Friday, March 09, 2007

Judicial Purge

Senators write a letter. Here are a couple of paragraphs from the letter:

While the President has the right to fire U.S. Attorneys, we do not believe the American people are best served if the President chooses to fire U.S. Attorneys for political reasons – whether to put in place young ideologues or because he is displeased with the cases the U.S. Attorney is pursuing.

We strongly believe that if a President chooses to fire U.S. Attorneys for any reason, but especially for political reasons, he should explain and justify his decision.

A ReThug Senator is even upset. On this issue, & it's a good thing. Another couple of paragraphs from his letter:

"What the Justice Department testified yesterday is inconsistent with what they told me," Ensign said. "I can't even tell you how upset I am at the Justice Department."

Asked whether he believed he was misled, Ensign said, "I was not told the same thing that I was at the hearing, let me put it that way."

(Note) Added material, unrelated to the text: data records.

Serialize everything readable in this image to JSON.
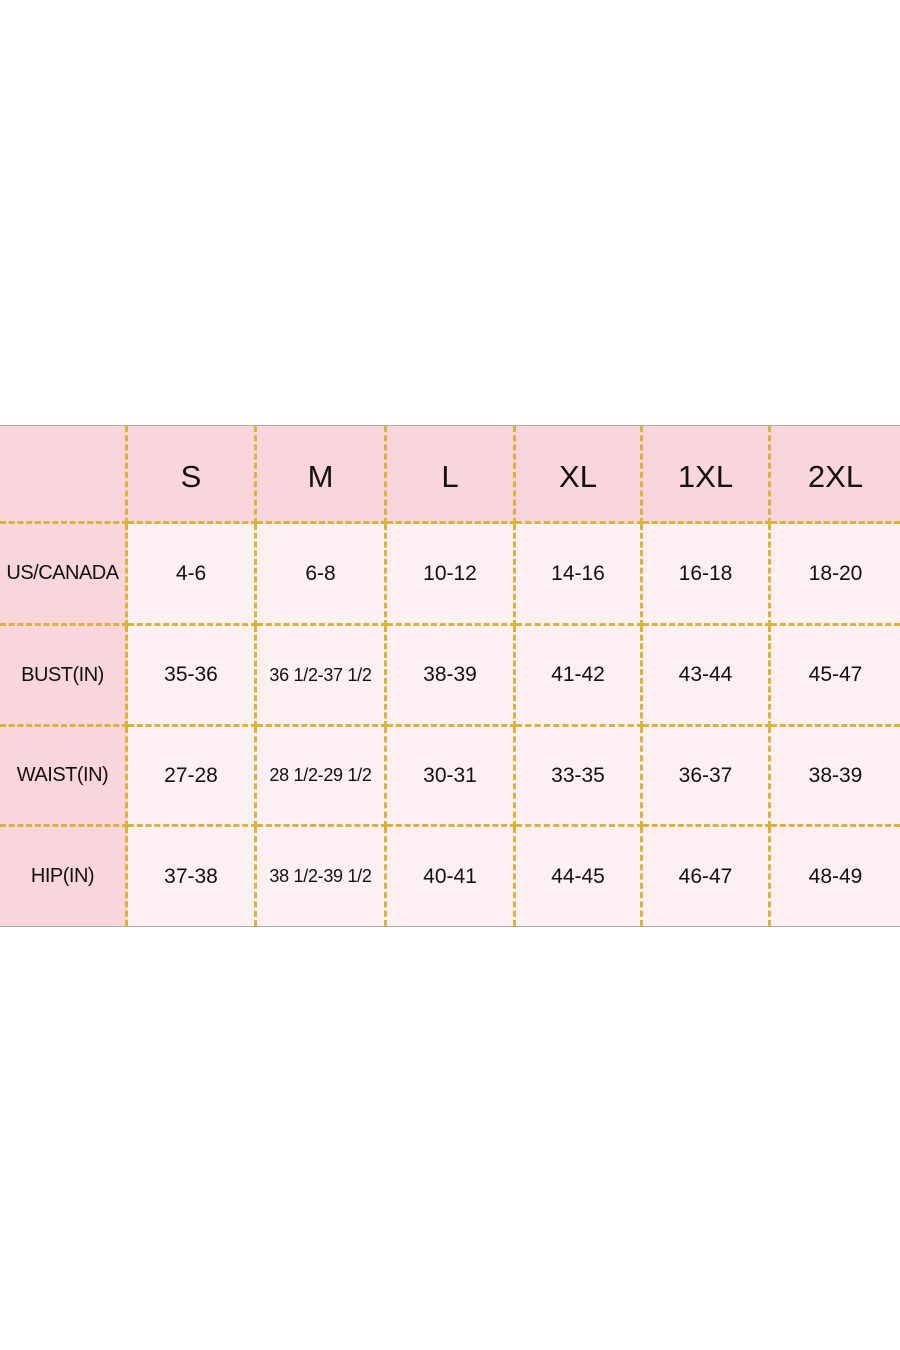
{
  "table": {
    "columns": [
      "S",
      "M",
      "L",
      "XL",
      "1XL",
      "2XL"
    ],
    "rows": [
      {
        "label": "US/CANADA",
        "cells": [
          "4-6",
          "6-8",
          "10-12",
          "14-16",
          "16-18",
          "18-20"
        ]
      },
      {
        "label": "BUST(IN)",
        "cells": [
          "35-36",
          "36 1/2-37 1/2",
          "38-39",
          "41-42",
          "43-44",
          "45-47"
        ]
      },
      {
        "label": "WAIST(IN)",
        "cells": [
          "27-28",
          "28 1/2-29 1/2",
          "30-31",
          "33-35",
          "36-37",
          "38-39"
        ]
      },
      {
        "label": "HIP(IN)",
        "cells": [
          "37-38",
          "38 1/2-39 1/2",
          "40-41",
          "44-45",
          "46-47",
          "48-49"
        ]
      }
    ]
  }
}
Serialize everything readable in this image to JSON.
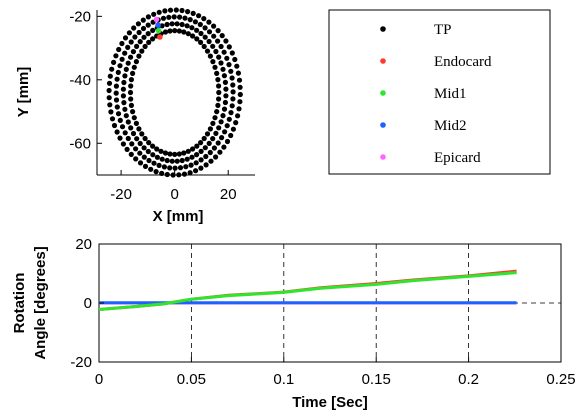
{
  "chart_data": [
    {
      "type": "scatter",
      "title": "",
      "xlabel": "X [mm]",
      "ylabel": "Y [mm]",
      "xlim": [
        -29,
        30
      ],
      "ylim": [
        -70,
        -18
      ],
      "xticks": [
        -20,
        0,
        20
      ],
      "yticks": [
        -20,
        -40,
        -60
      ],
      "grid": false,
      "legend": "right",
      "ring": {
        "center": [
          0,
          -44
        ],
        "inner_radius_x": [
          16.5,
          18.5
        ],
        "outer_radius_x": [
          20.5,
          24.5
        ],
        "inner_radius_y": [
          19.5,
          21.5
        ],
        "outer_radius_y": [
          22.5,
          26
        ],
        "points_per_layer": 60
      },
      "series": [
        {
          "name": "TP",
          "color": "#000000",
          "description_points": "ring"
        },
        {
          "name": "Endocard",
          "color": "#ff3b2e",
          "points": [
            [
              -5.5,
              -26.5
            ]
          ]
        },
        {
          "name": "Mid1",
          "color": "#2ee62e",
          "points": [
            [
              -6.0,
              -24.5
            ]
          ]
        },
        {
          "name": "Mid2",
          "color": "#2060ff",
          "points": [
            [
              -6.2,
              -22.8
            ]
          ]
        },
        {
          "name": "Epicard",
          "color": "#ff66ff",
          "points": [
            [
              -6.8,
              -21.0
            ]
          ]
        }
      ]
    },
    {
      "type": "line",
      "title": "",
      "xlabel": "Time [Sec]",
      "ylabel_lines": [
        "Rotation",
        "Angle [degrees]"
      ],
      "xlim": [
        0,
        0.25
      ],
      "ylim": [
        -20,
        20
      ],
      "xticks": [
        "0",
        "0.05",
        "0.1",
        "0.15",
        "0.2",
        "0.25"
      ],
      "yticks": [
        "20",
        "0",
        "-20"
      ],
      "grid": true,
      "series": [
        {
          "name": "Endocard",
          "color": "#ff3b2e",
          "x": [
            0,
            0.02,
            0.035,
            0.05,
            0.07,
            0.1,
            0.12,
            0.15,
            0.17,
            0.2,
            0.226
          ],
          "y": [
            -2.2,
            -1.2,
            -0.3,
            1.3,
            2.6,
            3.7,
            5.2,
            6.6,
            7.8,
            9.2,
            10.8
          ]
        },
        {
          "name": "Mid1",
          "color": "#2ee62e",
          "x": [
            0,
            0.02,
            0.035,
            0.05,
            0.07,
            0.1,
            0.12,
            0.15,
            0.17,
            0.2,
            0.226
          ],
          "y": [
            -2.2,
            -1.2,
            -0.3,
            1.3,
            2.5,
            3.6,
            5.0,
            6.3,
            7.6,
            9.0,
            10.3
          ]
        },
        {
          "name": "Mid2",
          "color": "#2060ff",
          "x": [
            0,
            0.226
          ],
          "y": [
            0.1,
            0.1
          ]
        },
        {
          "name": "Epicard",
          "color": "#ff66ff",
          "x": [
            0,
            0.226
          ],
          "y": [
            0,
            0
          ]
        }
      ]
    }
  ]
}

Ensign said he pressed the topic at a meeting with White House officials Wednesday morning. He added he would be "making further inquiries."

"I am not pleased with the Justice Department at this point," he said. "I told the White House this morning if I could renominate (Bogden) I would."

This couldn't be a travesty of justice or of America without Karl Rove adding his own unique brand of fascism to the mix. Here is a response to an interview with that worthless skin bag.

Taking things sequentially in his statement, the notion that "U.S. Attorneys serve at the pleasure of the president" is true, but irrelevant in this context. Congress is not investigation whether the President has the legal authority to fire these USAs -- it is investigating what factors the President permits to influence his judgment. It is one thing to say "I am legally entitled to do X;" it is quite another to expect that you can do X for nefarious reasons and expect to go unchallenged in the political arena by a coordinate branch of government. Given the supine nature of Congress over the past six years, though, I can understand why Rove believed "because the President says so" is a reasonable excuse.

Rove's reliance on "the president can do it" to try to shut down debate, is specious for another reason. The President, for example, has unfettered rights to pardon people. If President Bush started selling pardons, under Rove's logic, Congress would have no right or reason to investigate what the President had done. Many Republicans certainly took a different tack with respect to investigating President Clinton's perhaps-poorly-considered pardon of Marc Rich.

Second, Clinton's firing of 93 U.S. Attorneys was far less insidious than what happened here. Clinton's decision was generally applicable to all U.S. Attorneys -- you were hired by a different administration and I will replace you without regard to the status of any of your ongoing investigations. No one was spared, and thus no single U.S. Attorneys conduct was at issue. Here, however, Bush has not created a rule of general applicability (i.e., at the beginning of his second term seeking resignation of all U.S. Attorneys). Rather, his administration has apparently systematically chosen to replace U.S. Attorneys who were not malleable enough with respect to particular investigations of individuals or entities allied with the Republican party. There is simply no comparison between these two acts.

Another idiot from Bu$hCo's Injustice Department denies making any kind of threat, if you know what I mean. Much thanks for the hard work of the folks over at Talking Points Memo its companion site TPM Muckraker.